They’re too nice TO EVERYBODY. It’s like they go out of their way just to make everyone feel special. Now I know you guys are probably thinking “what’s wrong with that?” well here’s what’s wrong.
How am I supposed to know I’m special? How am I supposed to know he isn’t just being kind? Sometimes I feel like he’s different with me, and then 5 minutes later I see him talking to another girl the same way. And don’t get me wrong, I don’t like dark, mysterious boys who often glare at other people and avoid human contact (because I’m anti-social enough for the both of us) but then it’s really difficult to distinguish whether or not he likes you when he acts the same way with every girl he encounters.

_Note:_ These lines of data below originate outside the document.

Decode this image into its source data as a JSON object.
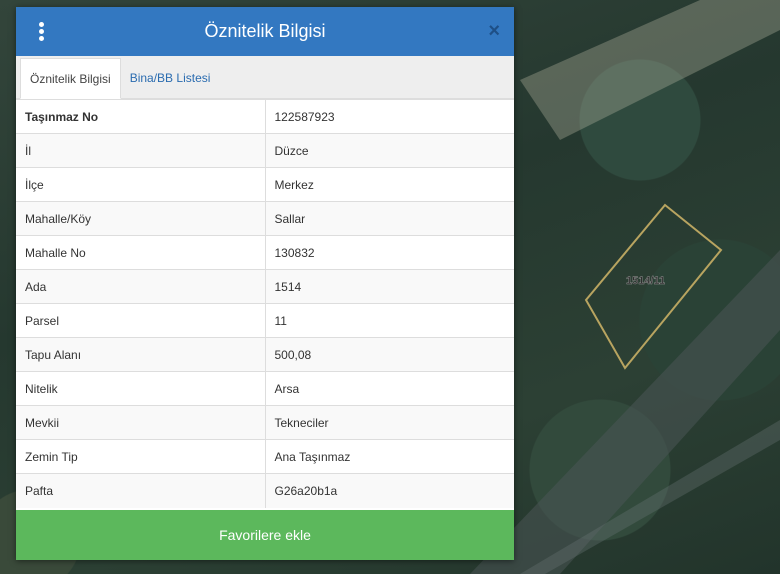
{
  "panel": {
    "title": "Öznitelik Bilgisi",
    "menu_icon": "vertical-ellipsis-icon",
    "close_label": "×"
  },
  "tabs": [
    {
      "label": "Öznitelik Bilgisi",
      "active": true
    },
    {
      "label": "Bina/BB Listesi",
      "active": false
    }
  ],
  "attributes": [
    {
      "key": "Taşınmaz No",
      "value": "122587923"
    },
    {
      "key": "İl",
      "value": "Düzce"
    },
    {
      "key": "İlçe",
      "value": "Merkez"
    },
    {
      "key": "Mahalle/Köy",
      "value": "Sallar"
    },
    {
      "key": "Mahalle No",
      "value": "130832"
    },
    {
      "key": "Ada",
      "value": "1514"
    },
    {
      "key": "Parsel",
      "value": "11"
    },
    {
      "key": "Tapu Alanı",
      "value": "500,08"
    },
    {
      "key": "Nitelik",
      "value": "Arsa"
    },
    {
      "key": "Mevkii",
      "value": "Tekneciler"
    },
    {
      "key": "Zemin Tip",
      "value": "Ana Taşınmaz"
    },
    {
      "key": "Pafta",
      "value": "G26a20b1a"
    }
  ],
  "footer": {
    "favorite_label": "Favorilere ekle"
  },
  "map": {
    "parcel_label": "1514/11",
    "parcel_color": "#b8a460"
  },
  "colors": {
    "header": "#3378c1",
    "button": "#5cb85c"
  }
}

It’s like he was born to make everything that exists feel special. He literally flirts with everything that moves. It’s sweet of him but it isn’t so sweet for me. I know the only possible answer to my dilemma is NOT TO ASSUME. Because unless he actually tells you that he likes you, he most probably doesn’t. But it’s easier said than done. Because every time he looks at me, I just freeze.
He has this way of looking at people like he discovered something amazing. He looks at you like he found the solution to every single problem in the world. And it freezes my body on the outside, but it melts everything else on the inside. And for a moment, I make myself believe it. I make myself feel special.
I tell myself that maybe he’s different with me. But the thing is, he isn’t. And I guess if I’m being realistic, there isn’t really a problem with friendly boys. The only problem we have is girls who assume too much. And that’s me.
I know assuming things is what got me hurt the past, but I never ever learn. I guess some mistakes are just destined to repeat itself in the form of taking risks.